Re: [HACKERS] A design for amcheck heapam verification - Mailing list pgsql-hackers

From Andres Freund
Subject Re: [HACKERS] A design for amcheck heapam verification
Date
Msg-id 20180331012031.ftf4vbiwabsg7uvb@alap3.anarazel.de
Whole thread Raw
In response to Re: [HACKERS] A design for amcheck heapam verification  (Peter Geoghegan <pg@bowt.ie>)
Responses Re: [HACKERS] A design for amcheck heapam verification  (Peter Geoghegan <pg@bowt.ie>)
List pgsql-hackers
On 2018-03-29 19:42:42 -0700, Peter Geoghegan wrote:
> >> +     /*
> >> +      * Aim for two bytes per element; this is sufficient to get a false
> >> +      * positive rate below 1%, independent of the size of the bitset or total
> >> +      * number of elements.  Also, if rounding down the size of the bitset to
> >> +      * the next lowest power of two turns out to be a significant drop, the
> >> +      * false positive rate still won't exceed 2% in almost all cases.
> >> +      */
> >> +     bitset_bytes = Min(bloom_work_mem * 1024L, total_elems * 2);
> >> +     /* Minimum allowable size is 1MB */
> >> +     bitset_bytes = Max(1024L * 1024L, bitset_bytes);
> >
> > Some upcasting might be advisable, to avoid dangers of overflows?
> 
> When it comes to sizing work_mem, using long literals to go from KB to
> bytes is How It's Done™. I actually think that's silly myself, because
> it's based on the assumption that long is wider than int, even though
> it isn't on Windows. But that's okay because we have the old work_mem
> size limits on Windows.

> What would the upcasting you have in mind look like?

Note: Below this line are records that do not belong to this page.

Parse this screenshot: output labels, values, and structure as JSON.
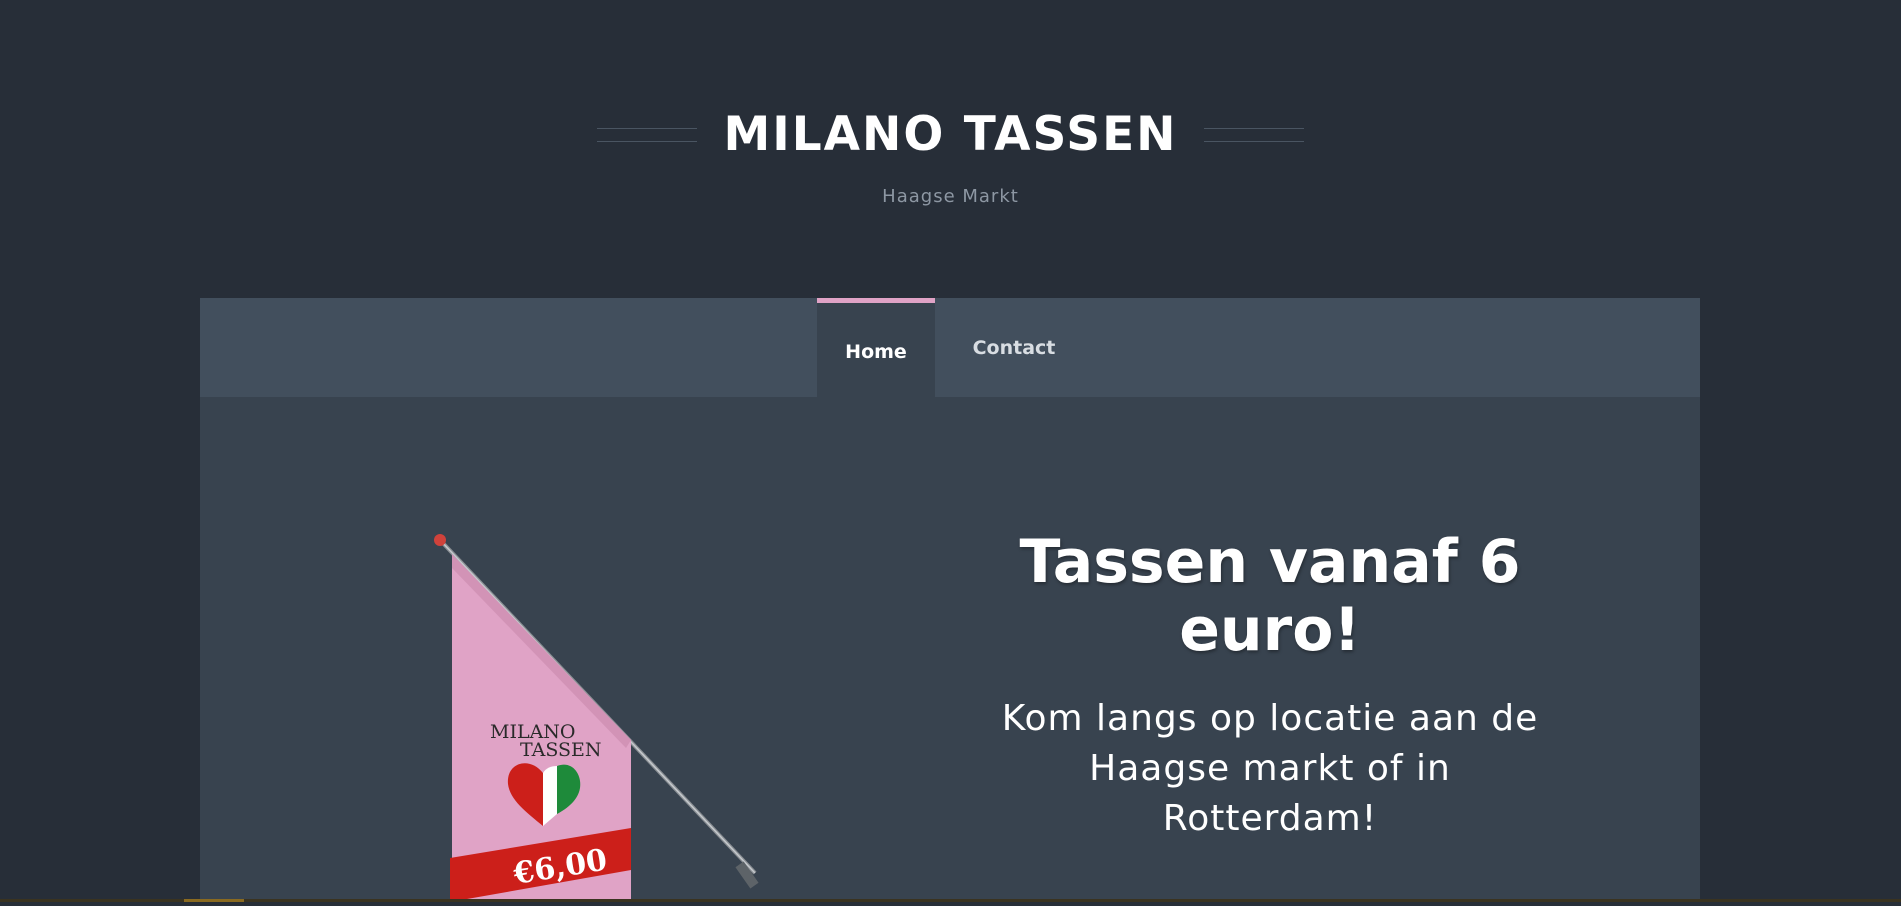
{
  "header": {
    "title": "MILANO TASSEN",
    "tagline": "Haagse Markt"
  },
  "nav": {
    "items": [
      {
        "label": "Home",
        "active": true
      },
      {
        "label": "Contact",
        "active": false
      }
    ]
  },
  "hero": {
    "title": "Tassen vanaf 6 euro!",
    "subtitle": "Kom langs op locatie aan de Haagse markt of in Rotterdam!"
  },
  "flag": {
    "brand_line1": "MILANO",
    "brand_line2": "TASSEN",
    "price": "€6,00",
    "flag_color": "#e0a3c6",
    "banner_color": "#cc1f1a"
  },
  "colors": {
    "background": "#272e38",
    "panel": "#38434f",
    "nav": "#424f5d",
    "accent": "#e0a3c6"
  }
}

Just use UINT64CONST()?  Let's try not to introduce further code that'll
need to get painfully fixed.


> 
> >> +     /* Use 64-bit hashing to get two independent 32-bit hashes */
> >> +     hash = DatumGetUInt64(hash_any_extended(elem, len, filter->seed));
> >
> > Hm. Is that smart given how some hash functions are defined? E.g. for
> > int8 the higher bits aren't really that independent for small values:
> 
> Robert suggested that I do this. I don't think that we need to make it
> about the quality of the hash function that we have available. That
> really seems like a distinct question to me. It seems clear that this
> ought to be fine (or should be fine, if you prefer). I understand why
> you're asking about this, but it's not scalable to ask every user of a
> hash function to care that it might be a bit crap. Hash functions
> aren't supposed to be a bit crap.

Well, they're not supposed to be, but they are. Practical realities
matter...  But I think it's moot because we don't use any of the bad
ones, I only got to that later...


> >> +DROP FUNCTION bt_index_check(regclass);
> >> +CREATE FUNCTION bt_index_check(index regclass,
> >> +    heapallindexed boolean DEFAULT false)
> >> +RETURNS VOID
> >> +AS 'MODULE_PATHNAME', 'bt_index_check'
> >> +LANGUAGE C STRICT PARALLEL RESTRICTED;
> >
> > This breaks functions et al referencing the existing function.
> 
> This sounds like a general argument against ever changing a function's
> signature. It's not like we haven't done that a number of times in
> extensions like pageinspect. Does it really matter?

Yes, it does. And imo we shouldn't.


> > Also, I
> > don't quite recall the rules, don't we have to drop the function from
> > the extension first?
> 
> But...I did drop the function?

I mean in the ALTER EXTENSION ... DROP FUNCTION sense.